Finding Aid To Improve Find Legal Aid
This post was originally published on the LSC Technology Blog in January of 2014. LSC is Legal Services Corporation, my employer.
Hands down, the most popular feature on LSC’s website is our Find Legal Aid lookup, which directs you to the LSC-funded legal services provider in your service area. I’m happy to announce that we’ve given this lookup a refresh while simplifying its use. But we didn’t do it alone, and the story of how we got this project going is one that I really want to share with our community.
As I’ve blogged about before, our service areas are a unique geography that doesn’t lend itself to easy data integration. This became a problem when we started looking at the possibility of sharing our data with the hacker community, in hopes that they would use it to develop apps that further equal justice goals. Simply put, our territories sometimes run within county and city boundaries, making it difficult to align them to standard geographical data. This also meant that our Find Legal Aid tool was a complicated piece of code that was never entirely accurate (it was right 99.8% of the time, and, otherwise, the people who answered calls could redirect someone to the proper legal services provider).
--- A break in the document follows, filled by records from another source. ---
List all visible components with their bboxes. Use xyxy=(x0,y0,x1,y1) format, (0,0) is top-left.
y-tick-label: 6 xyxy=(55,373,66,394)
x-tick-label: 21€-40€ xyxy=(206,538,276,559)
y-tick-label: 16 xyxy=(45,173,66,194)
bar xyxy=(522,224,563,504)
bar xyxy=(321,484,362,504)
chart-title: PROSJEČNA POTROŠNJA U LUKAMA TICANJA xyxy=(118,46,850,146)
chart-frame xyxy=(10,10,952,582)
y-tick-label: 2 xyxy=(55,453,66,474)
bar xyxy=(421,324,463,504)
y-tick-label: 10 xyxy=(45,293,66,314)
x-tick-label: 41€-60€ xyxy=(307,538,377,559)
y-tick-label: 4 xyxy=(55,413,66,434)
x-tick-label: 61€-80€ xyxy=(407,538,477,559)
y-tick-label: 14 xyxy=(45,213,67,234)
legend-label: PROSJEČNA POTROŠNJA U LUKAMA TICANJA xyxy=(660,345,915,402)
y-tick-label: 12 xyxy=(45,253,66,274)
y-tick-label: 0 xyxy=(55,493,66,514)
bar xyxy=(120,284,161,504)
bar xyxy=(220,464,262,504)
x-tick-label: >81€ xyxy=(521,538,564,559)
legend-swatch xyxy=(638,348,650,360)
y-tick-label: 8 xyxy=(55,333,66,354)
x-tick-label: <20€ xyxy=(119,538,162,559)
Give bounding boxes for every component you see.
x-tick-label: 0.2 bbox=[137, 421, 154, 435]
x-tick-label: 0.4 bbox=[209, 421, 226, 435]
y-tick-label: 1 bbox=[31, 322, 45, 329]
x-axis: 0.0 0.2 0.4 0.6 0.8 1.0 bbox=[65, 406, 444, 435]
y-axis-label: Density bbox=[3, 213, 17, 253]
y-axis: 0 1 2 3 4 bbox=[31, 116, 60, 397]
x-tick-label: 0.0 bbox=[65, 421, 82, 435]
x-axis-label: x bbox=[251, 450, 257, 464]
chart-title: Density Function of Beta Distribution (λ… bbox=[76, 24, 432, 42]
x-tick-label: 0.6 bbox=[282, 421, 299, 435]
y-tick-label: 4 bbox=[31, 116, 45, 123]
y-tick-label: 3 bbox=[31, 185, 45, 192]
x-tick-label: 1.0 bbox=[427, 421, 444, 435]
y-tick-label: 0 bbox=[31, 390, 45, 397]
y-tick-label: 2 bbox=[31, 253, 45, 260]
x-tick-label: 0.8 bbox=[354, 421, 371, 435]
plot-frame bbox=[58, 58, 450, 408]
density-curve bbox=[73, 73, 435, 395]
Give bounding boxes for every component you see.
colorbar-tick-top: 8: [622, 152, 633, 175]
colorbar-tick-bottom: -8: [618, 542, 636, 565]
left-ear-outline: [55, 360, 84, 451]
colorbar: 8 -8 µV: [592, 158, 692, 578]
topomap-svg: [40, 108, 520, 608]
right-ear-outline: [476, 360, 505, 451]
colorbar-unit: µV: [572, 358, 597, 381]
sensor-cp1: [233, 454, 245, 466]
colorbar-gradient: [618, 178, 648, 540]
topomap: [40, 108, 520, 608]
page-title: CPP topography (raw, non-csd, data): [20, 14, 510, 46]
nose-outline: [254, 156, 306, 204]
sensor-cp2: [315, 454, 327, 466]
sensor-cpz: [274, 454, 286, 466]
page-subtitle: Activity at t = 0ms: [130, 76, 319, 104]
Our desire was to have Find Legal Aid work the same way that any major retailer’s “Find a Store” lookup would, with no more input required than a zip code. We didn’t have the internal expertise established to do this on our own. So we learned of a group called the DC Legal Hackers, and we introduced ourselves. DC Legal Hackers is one of a number of Legal Hacker groups in the US and Canada. Legal hackers work at the intersection of law and technology, looking for ways to improve public access and address inequities in the system via the web. Access to Justice is one of the areas that they focus on. When the group held their first hackathon, we pitched revamping our lookup as one of the projects. Glenn Rawdon, Jessie Posilkin and I attended the hackathon on a Saturday and assisted where we could. We watched as some brilliant people took the shapefiles that LSNTAP made of the LSC service areas and mashed them up in such a way that, by about 2:00 in the afternoon, we had a working prototype.
It took a bit more time for LSC staff members Peter Larsen, Christina Sanabria and Alex Tucker to take it from prototype to a fully-functional application. We gained a lot more internal expertise in working with mapping technology. It’s important to note, though, that this took time, building the skillset as we completed the application and kept up with other priorities. These projects work best when the deadlines are loose.
We did face some choices. The lookup does not return office addresses or info about branches. We assume that the service providers may prefer to start with telephone screening before directing the public to a particular office location. We are contemplating adding links to online intake systems and statewide web sites relevant to the results. And we’re looking to see if a SMS text-based version of Find Legal Aid might be easy to produce.
We’re grateful to DC Legal hackers for taking us halfway there, and over the programming hump that was beyond us. There’s a great community out there willing to work with us.